With the serverless-jetpack plugin, many common, slow Serverless packaging scenarios can be dramatically sped up. All with a very easy, seamless integration into your existing Serverless projects.

Usage

The short, short version

First, install the plugin:

$ yarn add --dev serverless-jetpack
$ npm install --save-dev serverless-jetpack

Add to serverless.yml

plugins:
  - serverless-jetpack

... and you're off to faster packaging awesomeness! 🚀

A little more detail...

The plugin supports all normal built-in Serverless framework packaging configurations in serverless.yml like:

package:
  # Any `include`, `exclude` logic is applied to the whole service, the same
  # as built-in serverless packaging.
  # include: ...
  exclude:
    - "*"
    - "**/node_modules/aws-sdk/**" # included on Lambda.
    - "!package.json"

plugins:
  # Add the plugin here.
  - serverless-jetpack

functions:
  base:
    # ...
  another:
    # ...
    package:
      # These work just like built-in serverless packaging - added to the
      # service-level exclude/include fields.
      include:
        - "src/**"
        - "!**/node_modules/aws-sdk/**" # Faster way to exclude
        - "package.json"

Configuration

Most Serverless framework projects should be able to use Jetpack without any extra configuration besides the plugins entry. However, there are some additional options that may be useful in some projects (e.g., lerna monorepos, yarn workspaces)...
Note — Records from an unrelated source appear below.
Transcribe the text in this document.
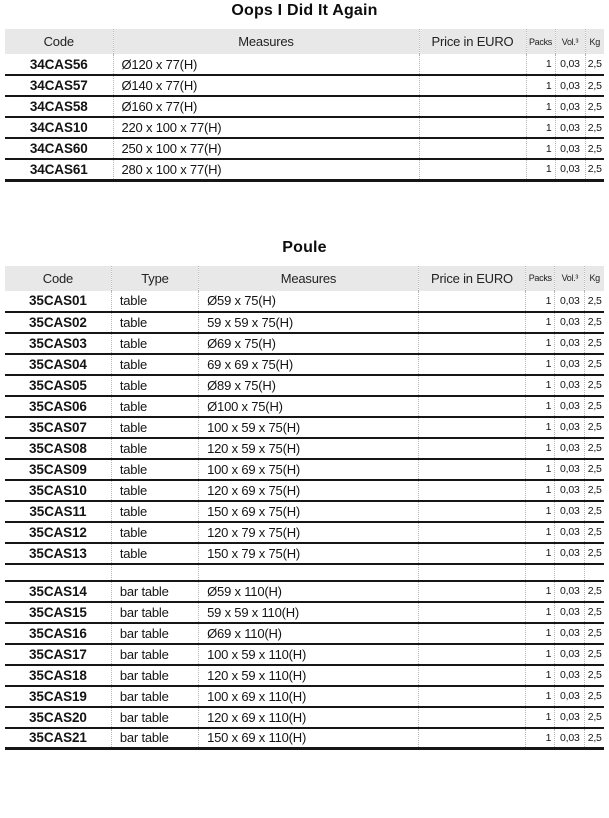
Oops I Did It Again
Code	Measures	Price in EURO	Packs	Vol.³	Kg
34CAS56	Ø120 x 77(H)		1	0,03	2,5
34CAS57	Ø140 x 77(H)		1	0,03	2,5
34CAS58	Ø160 x 77(H)		1	0,03	2,5
34CAS10	220 x 100 x 77(H)		1	0,03	2,5
34CAS60	250 x 100 x 77(H)		1	0,03	2,5
34CAS61	280 x 100 x 77(H)		1	0,03	2,5
Poule
Code	Type	Measures	Price in EURO	Packs	Vol.³	Kg
35CAS01	table	Ø59 x 75(H)		1	0,03	2,5
35CAS02	table	59 x 59 x 75(H)		1	0,03	2,5
35CAS03	table	Ø69 x 75(H)		1	0,03	2,5
35CAS04	table	69 x 69 x 75(H)		1	0,03	2,5
35CAS05	table	Ø89 x 75(H)		1	0,03	2,5
35CAS06	table	Ø100 x 75(H)		1	0,03	2,5
35CAS07	table	100 x 59 x 75(H)		1	0,03	2,5
35CAS08	table	120 x 59 x 75(H)		1	0,03	2,5
35CAS09	table	100 x 69 x 75(H)		1	0,03	2,5
35CAS10	table	120 x 69 x 75(H)		1	0,03	2,5
35CAS11	table	150 x 69 x 75(H)		1	0,03	2,5
35CAS12	table	120 x 79 x 75(H)		1	0,03	2,5
35CAS13	table	150 x 79 x 75(H)		1	0,03	2,5

35CAS14	bar table	Ø59 x 110(H)		1	0,03	2,5
35CAS15	bar table	59 x 59 x 110(H)		1	0,03	2,5
35CAS16	bar table	Ø69 x 110(H)		1	0,03	2,5
35CAS17	bar table	100 x 59 x 110(H)		1	0,03	2,5
35CAS18	bar table	120 x 59 x 110(H)		1	0,03	2,5
35CAS19	bar table	100 x 69 x 110(H)		1	0,03	2,5
35CAS20	bar table	120 x 69 x 110(H)		1	0,03	2,5
35CAS21	bar table	150 x 69 x 110(H)		1	0,03	2,5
Service-level configurations available via custom.jetpack:

  • base (string): The base directory (relative to servicePath / CWD) at which dependencies may be discovered by Jetpack. This is useful in some bespoke monorepo scenarios where dependencies may be hoisted/flattened to a root node_modules directory that is the parent of the directory serverless is run from. (default: Serverless' servicePath / CWD).
    • WARNING: If you don't know that you need this option, you probably don't want to set it. Setting the base dependency root outside of Serverless' servicePath / current working directory (e.g., ..) may have some unintended side effects. Most notably, any discovered node_modules dependencies will be flattened into the zip at the same level as servicePath / CWD. E.g., if dependencies were included by Jetpack at node_modules/foo and then ../node_modules/foo they would be collapsed in the resulting zip file package.
    • Layers: Layers are a bit of an odddity with built-in Serverless Framework packaging in that the current working directory is layer.NAME.path (and not servicePath like usual), yet things like include|exclude apply relatively to the layer path, not the servicePath. Jetpack has a similar choice and applies base applies to the root servicePath for everything (layers, functions, and service packaging), which seems to be the best approach given that monorepo consumers may well lay out projects like functions/* and layers/* and need dependency inference to get all the way to the root irrespective of a child layer path.
  • roots (Array<string>): A list of paths (relative to servicePath / CWD) at which there may additionally declared and/or installed node_modules. (default: [Serverless' servicePath / CWD]).
    • Setting a value here replaces the default [servicePath] with the new array, so if you want to additionally keep the servicePath in the roots array, set as: [".", ADDITION_01, ADDITION_02, ...].
    • This typically occurs in a monorepo project, wherein dependencies may be located in e.g. packages/{NAME}/node_modules and/or hoisted to the node_modules at the project base. It is important to specify these additional dependency roots so that Jetpack can (1) find and include the right dependencies and (2) hone down these directories to just production dependencies when packaging. Otherwise, you risk having a slow serverless package execution and/or end up with additional/missing dependencies in your final application zip bundle.
    • You only need to declare roots of things that aren't naturally inferred in a dependency traversal. E.g., if starting at packages/{NAME}/package.json causes a traversal down to node_modules/something then symlinked up to lib/something-else/node_modules/even-more these additional paths don't need to be separately declared because they're just part of the dependency traversal.
    • Layers: Similar to base, both the project/service- and layer-level roots declarations will be relative to the project servicePath directory and not the layers.NAME.path directory.
  • preInclude (Array<string>): A list of glob patterns to be added before Jetpack's dependency pattern inclusion and Serverless' built-in service-level and then function-level package.includes. This option most typically comes up in a monorepo scenario where you want a broad base exclusion like !functions/** or !packages/** at the service level and then inclusions in later functions.
  • concurrency (Number): The number of independent package tasks (per function and service) to run off the main execution thread. If 1, then run tasks serially in main thread. If 2+ run off main thread with concurrency number of workers. (default: 1).
    • This option is most useful for Serverless projects that (1) have many individually packaged functions, and (2) large numbers of files and dependencies. E.g., start considering this option if your per-function packaging time takes more than 10 seconds and you have more than one service and/or function package.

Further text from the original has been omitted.